Painful
If you walk from the Vrieshof towards the university library, you will see a fire assembly sign around the corner. A fire assembly point is the designated safe place to gather when an evacuation is taking place.
‘Painful’ is the word used by a university lecturer of sign language studies during a conversation I had with her. She told me how her colleagues were forgotten during a fire drill. That word has stayed with me. I thought back to what the lecturer had said as I walked past the assembly point sign at my faculty. The sign depicts a group of people. The contrast between a group of hearing people safely outside with one or more deaf people inside is indeed a painful contrast.
Additionally, the sign illustrates the gap that arises between a deaf person and their hearing peers who do not have to worry about not being able to hear a fire alarm.
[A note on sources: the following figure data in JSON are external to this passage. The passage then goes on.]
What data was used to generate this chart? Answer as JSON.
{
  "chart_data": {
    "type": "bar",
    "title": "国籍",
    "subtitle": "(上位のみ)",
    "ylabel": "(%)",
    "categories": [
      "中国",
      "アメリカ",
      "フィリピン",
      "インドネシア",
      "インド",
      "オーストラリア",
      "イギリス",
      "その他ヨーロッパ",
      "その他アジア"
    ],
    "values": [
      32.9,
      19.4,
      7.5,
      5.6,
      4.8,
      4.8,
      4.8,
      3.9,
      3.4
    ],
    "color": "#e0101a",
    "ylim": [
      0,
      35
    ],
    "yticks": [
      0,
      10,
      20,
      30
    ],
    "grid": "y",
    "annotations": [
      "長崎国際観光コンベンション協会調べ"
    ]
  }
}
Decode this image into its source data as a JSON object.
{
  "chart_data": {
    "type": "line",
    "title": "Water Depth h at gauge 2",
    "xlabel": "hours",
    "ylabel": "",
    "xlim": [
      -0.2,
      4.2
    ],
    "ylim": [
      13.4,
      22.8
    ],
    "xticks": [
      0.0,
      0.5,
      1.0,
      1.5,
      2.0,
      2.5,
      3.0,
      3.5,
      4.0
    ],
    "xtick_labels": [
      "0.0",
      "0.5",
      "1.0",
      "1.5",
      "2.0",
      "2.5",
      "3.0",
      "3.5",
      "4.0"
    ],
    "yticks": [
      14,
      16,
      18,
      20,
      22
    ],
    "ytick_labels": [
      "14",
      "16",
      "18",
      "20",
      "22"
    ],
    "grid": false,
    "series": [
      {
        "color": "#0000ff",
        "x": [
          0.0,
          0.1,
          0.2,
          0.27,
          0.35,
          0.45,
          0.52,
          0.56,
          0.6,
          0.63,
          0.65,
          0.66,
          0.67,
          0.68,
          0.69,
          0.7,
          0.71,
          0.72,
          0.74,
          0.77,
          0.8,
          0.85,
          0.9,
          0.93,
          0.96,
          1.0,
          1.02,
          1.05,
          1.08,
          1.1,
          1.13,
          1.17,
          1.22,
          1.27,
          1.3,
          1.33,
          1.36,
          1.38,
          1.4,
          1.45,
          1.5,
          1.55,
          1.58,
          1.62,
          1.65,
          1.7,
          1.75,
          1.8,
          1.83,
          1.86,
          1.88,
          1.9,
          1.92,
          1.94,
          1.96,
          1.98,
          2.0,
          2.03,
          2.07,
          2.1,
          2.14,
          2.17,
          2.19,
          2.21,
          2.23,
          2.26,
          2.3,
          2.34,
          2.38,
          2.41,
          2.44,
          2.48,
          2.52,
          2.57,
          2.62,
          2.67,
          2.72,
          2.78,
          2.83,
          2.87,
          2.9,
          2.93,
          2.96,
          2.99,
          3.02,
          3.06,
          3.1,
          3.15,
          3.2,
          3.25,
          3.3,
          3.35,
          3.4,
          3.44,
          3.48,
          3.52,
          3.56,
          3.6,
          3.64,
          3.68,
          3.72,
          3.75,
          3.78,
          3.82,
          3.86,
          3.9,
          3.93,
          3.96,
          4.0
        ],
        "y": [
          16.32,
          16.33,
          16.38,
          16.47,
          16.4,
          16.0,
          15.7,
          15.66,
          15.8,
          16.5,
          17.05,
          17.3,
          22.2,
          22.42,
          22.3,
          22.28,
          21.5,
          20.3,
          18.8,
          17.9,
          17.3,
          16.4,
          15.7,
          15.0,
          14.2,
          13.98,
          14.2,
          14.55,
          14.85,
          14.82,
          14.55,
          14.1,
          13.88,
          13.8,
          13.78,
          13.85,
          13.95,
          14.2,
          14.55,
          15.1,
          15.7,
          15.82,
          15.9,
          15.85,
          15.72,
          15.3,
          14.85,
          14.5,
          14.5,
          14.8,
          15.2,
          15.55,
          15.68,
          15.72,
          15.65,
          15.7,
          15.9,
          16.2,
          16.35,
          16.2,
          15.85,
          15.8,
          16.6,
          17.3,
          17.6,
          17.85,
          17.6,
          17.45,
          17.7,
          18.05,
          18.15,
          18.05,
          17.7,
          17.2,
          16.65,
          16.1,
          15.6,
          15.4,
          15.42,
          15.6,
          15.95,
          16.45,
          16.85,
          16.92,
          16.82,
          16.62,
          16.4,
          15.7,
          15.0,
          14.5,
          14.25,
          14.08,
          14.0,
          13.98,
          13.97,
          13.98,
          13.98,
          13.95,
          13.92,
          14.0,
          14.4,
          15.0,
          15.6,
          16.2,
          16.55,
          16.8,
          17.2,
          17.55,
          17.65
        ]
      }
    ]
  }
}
That gap does not need to be there: as previously mentioned, a visual fire alarm works for both deaf and hearing people. Now that’s a good example of inclusivity! Furthermore, by carrying out a curb-effect solution, those involved no longer become those responsible. By giving a deaf person a sticker or requiring them to report daily that they are in the building and that they are deaf, the responsibility is placed too heavily on the person whose task this should never have been in the first place. This only widens the gap. Safety is a basic right that should be there for everyone. Everyone ought to be allowed to be one of the people on the assembly sign’s icon.